Today, the sale of inexpensive carbide sizing dies for straight-walled (more of less) pistol cartridge cases far outstrips the sale of plain steel sizing dies.

Personally, I prefer the Lee carbide dies over most of the others, especially since Lee also was one of the first manufacturers who produced a carbide insert that didn't leave an unsightly ring on the case after sizing...

Anyone reloading today can thank Lee for the current inexpensiveness of reloading dies...

Forrest
 
I spin all brass in my hand before it goes up into the sizing die, and I also check the rim after belling.

I've heard the "splitting" and "stuck case" theories before, but I have not found any issues to make me change my procedures. I also champfer case mouths, even the nickel ones. I have not seen anything peel or chip more than anything else.

Use it. Enjoy it. When it fails to meet your standards, discard it.
 
All those people that "pooh-pooh" nickel plated brass. Please e-mail (PM) me...I will gladly take it off yer hands and dispose of it properly and save you the worry and problems that go with reloading nickel plated brass. I really love all the wive's tales that go with this brass and realize the amount of anti-acid one must take when deciding to reload nickel plated brass. Please contact me and I will relieve you of this ponderous concern...
 
I probably should mention that I use both nickeled and brass cartridge cases pretty much interchangeably...

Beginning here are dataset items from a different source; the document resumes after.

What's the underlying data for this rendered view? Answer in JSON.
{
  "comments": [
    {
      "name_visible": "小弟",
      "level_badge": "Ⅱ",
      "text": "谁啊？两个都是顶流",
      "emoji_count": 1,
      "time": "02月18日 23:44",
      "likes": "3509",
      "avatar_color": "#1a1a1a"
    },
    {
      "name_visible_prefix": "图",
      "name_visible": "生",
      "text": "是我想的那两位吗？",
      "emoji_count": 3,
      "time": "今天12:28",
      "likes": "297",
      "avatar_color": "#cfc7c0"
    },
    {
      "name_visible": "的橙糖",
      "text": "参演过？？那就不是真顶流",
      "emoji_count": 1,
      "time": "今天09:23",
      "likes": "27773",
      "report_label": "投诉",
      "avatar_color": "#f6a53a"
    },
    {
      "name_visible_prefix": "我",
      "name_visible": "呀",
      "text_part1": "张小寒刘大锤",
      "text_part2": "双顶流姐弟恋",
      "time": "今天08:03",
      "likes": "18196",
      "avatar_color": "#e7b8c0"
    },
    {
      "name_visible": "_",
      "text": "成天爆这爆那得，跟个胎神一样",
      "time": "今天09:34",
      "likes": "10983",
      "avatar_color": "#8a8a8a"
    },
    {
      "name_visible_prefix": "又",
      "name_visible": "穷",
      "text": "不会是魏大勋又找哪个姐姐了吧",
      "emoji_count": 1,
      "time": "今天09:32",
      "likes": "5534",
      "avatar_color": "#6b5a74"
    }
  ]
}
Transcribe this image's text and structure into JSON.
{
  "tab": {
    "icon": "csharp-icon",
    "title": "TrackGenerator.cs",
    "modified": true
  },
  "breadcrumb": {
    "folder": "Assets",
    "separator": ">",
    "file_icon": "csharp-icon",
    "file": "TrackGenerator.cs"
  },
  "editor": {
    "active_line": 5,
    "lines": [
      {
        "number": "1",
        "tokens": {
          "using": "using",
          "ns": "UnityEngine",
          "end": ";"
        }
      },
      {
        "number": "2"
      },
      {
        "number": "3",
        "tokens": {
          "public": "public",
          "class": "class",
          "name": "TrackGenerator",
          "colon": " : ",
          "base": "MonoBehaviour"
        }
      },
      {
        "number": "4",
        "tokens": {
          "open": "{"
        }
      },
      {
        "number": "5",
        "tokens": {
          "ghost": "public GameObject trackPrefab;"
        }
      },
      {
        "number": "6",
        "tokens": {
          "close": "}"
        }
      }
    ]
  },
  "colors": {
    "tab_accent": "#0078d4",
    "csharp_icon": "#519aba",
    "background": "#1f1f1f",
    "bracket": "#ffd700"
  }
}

But I prefer plain brass...

Occasionally, you can run into problems with the nickel plating peeling off the underlaying brass cartridge case. For example, I once purchased several hundred factory new Remington .357 Mag. cases that, when loaded with even a light crimp, had the nickel peel away. Of course, Remington replaced the cases...

However, there's no peeling with solid brass...:)

Forrest
 
Nickel coated brass vs uncoated brass will help control brass oxidation. Plating can/will get brittle and flake off in dies especially if reloading. Carbide dies will help until the die ultimately pushes the nickel plating ahead while sizing. You should always check your cases before and after sizing for defects.
 
The nickle plated brass is slippier than brass, easier cleaning but the plating process usually makes it a little more brittle so it may not last as long.
 
If the nickel plated brass is tumbled enough (like when being reloaded many times), the nickel plating will eventually come off, not all at once, but there will be thinned out areas where the brass will show through first.
 
Refer to post #14...I haven't seen any "flaking" of the nickel on any of my plated brass. You must be refering to the very old plated brass.

FW is probably closer to the truth as far as the nickel plating coming off...It will, eventually, wear off...
 
I just load them all and when they wear out, I recycle them. I don't worry about whether they're nickel or brass. As long as they're not steel or aluminum, then I'm happy.

Hope this helps.

Fred
 
I have some 9mm nickel cases that are on their 4th and 5th reload. No flaking. Mostly WIN, FC, and Speer headstamps.